Il est 20 heures passées à Dakar, capitale du Sénégal, ce 30 septembre, et Seydou Bouzou s’agite derrière son petit étal de dibi haoussa, des brochettes de viande épicée nigérienne. Le temps d’enrouler un sandwich dans un papier journal pour un chauffeur de taxi qui le mangera sur la chaussée, il lance sur le gril une nouvelle commande destinée au propriétaire d’un luxueux véhicule qui préférera repartir avec son mets. Les bonnes journées, le jeune Nigérien, qui travaille six jours sur sept, encaisse jusqu’à 10 000 francs CFA (15,40 euros).
C’est un phénomène devenu indissociable du mode de vie dakarois : la street food, ou « jay taabal » ( « vente sur table », en wolof). Du goûter des enfants au repas nocturne des noceurs qui sortent de boîte de nuit, les restaurateurs de rue assurent de nombreux repas. La tendance s’est accélérée cette dernière décennie. « Il y a une vingtaine d’années, manger dans la rue était réservé aux enfants et aux ouvriers », explique le géographe Malick Mboup, qui travaille sur les modes de consommation alimentaire.
Les ouvriers ont toujours apprécié les « pensions » ou « tangana » (un dérivé du mot « chaud » en wolof), restaurants de rue dressés sur un coin de trottoir, dans lesquels un thieb (diminutif de thiéboudiène), le plat national, coûte environ 1 000 francs CFA (1,54 euro).
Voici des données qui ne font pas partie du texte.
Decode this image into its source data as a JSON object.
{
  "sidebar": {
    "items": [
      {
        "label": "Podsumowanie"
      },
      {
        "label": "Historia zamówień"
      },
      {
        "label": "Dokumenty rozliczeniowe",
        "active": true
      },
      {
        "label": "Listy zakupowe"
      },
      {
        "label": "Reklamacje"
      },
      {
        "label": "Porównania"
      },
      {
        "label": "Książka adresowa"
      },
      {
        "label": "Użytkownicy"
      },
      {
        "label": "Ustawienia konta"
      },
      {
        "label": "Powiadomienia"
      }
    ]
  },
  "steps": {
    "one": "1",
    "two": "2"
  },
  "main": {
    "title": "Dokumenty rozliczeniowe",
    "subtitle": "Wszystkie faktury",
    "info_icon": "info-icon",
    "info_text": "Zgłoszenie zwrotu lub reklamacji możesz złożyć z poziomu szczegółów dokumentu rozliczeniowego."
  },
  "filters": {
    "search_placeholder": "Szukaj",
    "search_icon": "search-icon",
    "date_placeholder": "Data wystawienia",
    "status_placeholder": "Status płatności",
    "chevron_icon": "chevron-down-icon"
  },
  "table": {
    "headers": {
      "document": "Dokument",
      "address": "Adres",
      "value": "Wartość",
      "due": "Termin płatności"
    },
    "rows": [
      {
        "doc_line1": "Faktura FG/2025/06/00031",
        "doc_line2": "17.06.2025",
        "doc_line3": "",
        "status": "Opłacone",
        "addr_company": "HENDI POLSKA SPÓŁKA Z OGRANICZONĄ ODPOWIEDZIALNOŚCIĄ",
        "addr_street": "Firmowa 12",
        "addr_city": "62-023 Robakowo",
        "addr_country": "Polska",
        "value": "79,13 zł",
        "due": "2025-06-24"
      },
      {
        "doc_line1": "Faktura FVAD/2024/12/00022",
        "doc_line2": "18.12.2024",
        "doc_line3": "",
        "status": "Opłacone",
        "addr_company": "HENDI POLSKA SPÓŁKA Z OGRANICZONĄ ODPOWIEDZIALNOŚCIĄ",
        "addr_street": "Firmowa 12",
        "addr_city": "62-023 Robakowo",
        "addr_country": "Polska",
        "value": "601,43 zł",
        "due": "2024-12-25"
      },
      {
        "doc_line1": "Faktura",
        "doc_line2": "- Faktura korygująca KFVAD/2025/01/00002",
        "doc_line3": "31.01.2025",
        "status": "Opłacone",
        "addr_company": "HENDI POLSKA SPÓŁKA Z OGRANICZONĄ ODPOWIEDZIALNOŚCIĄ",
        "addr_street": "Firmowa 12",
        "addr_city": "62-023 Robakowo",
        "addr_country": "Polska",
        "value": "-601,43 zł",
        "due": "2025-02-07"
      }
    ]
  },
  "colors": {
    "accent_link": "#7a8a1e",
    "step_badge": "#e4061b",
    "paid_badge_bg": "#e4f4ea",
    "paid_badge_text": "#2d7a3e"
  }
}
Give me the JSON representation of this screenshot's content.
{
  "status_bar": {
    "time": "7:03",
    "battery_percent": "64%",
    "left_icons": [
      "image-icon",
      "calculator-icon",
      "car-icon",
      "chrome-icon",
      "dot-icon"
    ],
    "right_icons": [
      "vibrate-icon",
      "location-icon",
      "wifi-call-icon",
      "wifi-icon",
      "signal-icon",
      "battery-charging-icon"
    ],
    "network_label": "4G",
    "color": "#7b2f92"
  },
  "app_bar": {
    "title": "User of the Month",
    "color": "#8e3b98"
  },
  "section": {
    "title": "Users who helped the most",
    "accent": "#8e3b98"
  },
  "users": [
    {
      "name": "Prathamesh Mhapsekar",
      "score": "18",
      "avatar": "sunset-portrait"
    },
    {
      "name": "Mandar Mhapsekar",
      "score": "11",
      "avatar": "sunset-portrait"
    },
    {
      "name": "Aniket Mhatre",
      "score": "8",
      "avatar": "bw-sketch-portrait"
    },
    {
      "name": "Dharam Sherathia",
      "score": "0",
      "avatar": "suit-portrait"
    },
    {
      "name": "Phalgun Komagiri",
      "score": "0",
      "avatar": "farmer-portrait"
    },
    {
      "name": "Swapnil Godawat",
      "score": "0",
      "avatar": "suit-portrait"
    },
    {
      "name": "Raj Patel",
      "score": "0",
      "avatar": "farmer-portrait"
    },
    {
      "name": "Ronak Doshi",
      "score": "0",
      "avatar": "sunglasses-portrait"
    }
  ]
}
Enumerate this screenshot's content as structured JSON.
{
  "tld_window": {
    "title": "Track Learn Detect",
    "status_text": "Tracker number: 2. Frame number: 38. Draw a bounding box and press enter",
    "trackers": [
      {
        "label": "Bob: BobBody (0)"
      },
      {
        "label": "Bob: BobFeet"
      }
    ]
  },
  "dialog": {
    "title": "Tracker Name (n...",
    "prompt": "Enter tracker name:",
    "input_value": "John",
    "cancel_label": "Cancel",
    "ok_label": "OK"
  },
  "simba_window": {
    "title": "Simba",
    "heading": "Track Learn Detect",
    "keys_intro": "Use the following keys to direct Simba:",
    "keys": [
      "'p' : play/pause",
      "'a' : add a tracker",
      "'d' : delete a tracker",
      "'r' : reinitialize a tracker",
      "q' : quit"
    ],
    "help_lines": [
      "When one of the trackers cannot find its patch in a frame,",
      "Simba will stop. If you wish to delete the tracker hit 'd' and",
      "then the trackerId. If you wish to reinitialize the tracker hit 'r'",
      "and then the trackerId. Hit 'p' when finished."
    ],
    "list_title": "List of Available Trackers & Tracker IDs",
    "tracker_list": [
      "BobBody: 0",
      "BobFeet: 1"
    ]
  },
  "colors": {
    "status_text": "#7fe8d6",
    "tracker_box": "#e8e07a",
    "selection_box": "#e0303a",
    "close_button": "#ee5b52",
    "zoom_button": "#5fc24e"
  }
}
Depuis, le public s’est élargi aux employés, aux cadres pressés, aux touristes et à la petite bourgeoisie. « Au point de faire reculer une vieille règle de politesse selon laquelle il est plutôt mal vu de manger dans la rue, à la vue de tous », souligne Malick Mboup.
Recettes cosmopolites
L’offre est devenue très variée. Toutes les « boutiques » (de petites épiceries) proposent du pain-thon et ses variantes : pain-vache qui rit, pain-omelette ou pain-ndambé (du ragoût de niebé, une sorte de haricot, glissé dans une demi-baguette). Mais l’inflation est passée par là et le pain-thon peut désormais coûter jusqu’à 200 francs CFA (31 centimes d’euro), contre 100 il y a un an.
Le thiakry, dessert composé de mil et de yaourt, est apprécié des nombreux sportifs de la capitale pour ses apports en protéines. Il y a aussi les petits plaisirs sucrés, qui s’achètent sur des étals dressés à la va-vite le long des rues : beignets ou glaces artisanales à la bouye (le fruit du baobab) ou au gingembre. Le madd, fruit acidulé de Casamance, se vend à proximité des marchés, arrosé d’une petite poudre de piment, de sucre et de sel.
L’émergence de cette cuisine de rue témoigne aussi du cosmopolitisme dakarois. Les plats les plus populaires sont souvent des créations hybrides avec des produits importés. Les beignets acaras (accras) sont venus avec l’immigration béninoise et togolaise. Les fatayas doivent beaucoup à l’installation durable des Libanais. Les dibi haoussas, accompagnées de moutarde ou d’oignons en sauce, sont toujours préparées par de jeunes Nigériens.
Devenue branchée
Et l’offre évolue vite, de nems en hamburgers revisités. « La street food dakaroise, c’est la rencontre entre les tendances mondiales et le porte-monnaie du Sénégalais », explique Tamsir Ndir, chef et consultant pour des restaurants sur le continent. « Dans beaucoup de foyers, on prévoit un repas par jour. Pour le reste, chacun se débrouille. Les collations entre 100 et 1 000 francs CFA permettent de manger plus d’une fois par jour », souligne-t-il. M. Ndir organise depuis 2019 un festival de la street food. « La première année, des quinquagénaires qui avaient perdu le réflexe du repas dans la rue remerciaient les exposantes de leur faire redécouvrir le goût de leur enfance. Les beignets de rue, c’est du patrimoine. »
Najma Orango, influenceuse sur les réseaux sociaux, estime que la street food est devenue branchée. Ainsi, depuis octobre, un des premiers food-trucks du pays s’est installé sur la Corniche, un quartier huppé de Dakar. Il revisite les puff puffs, des beignets de pâte levée frite, qui ont voyagé du Cameroun au Sénégal.
Au total, la street food emploierait entre 120 000 et 180 000 personnes dans le pays, en grande majorité dans le secteur informel. Parmi elles, de nombreuses femmes et beaucoup d’étrangers originaires de pays voisins. « C’est un moyen de démarrer une activité économique rapidement, avec un investissement minime, pour des retours d’argent souvent modestes mais rapides et quotidiens », explique Malick Mboup.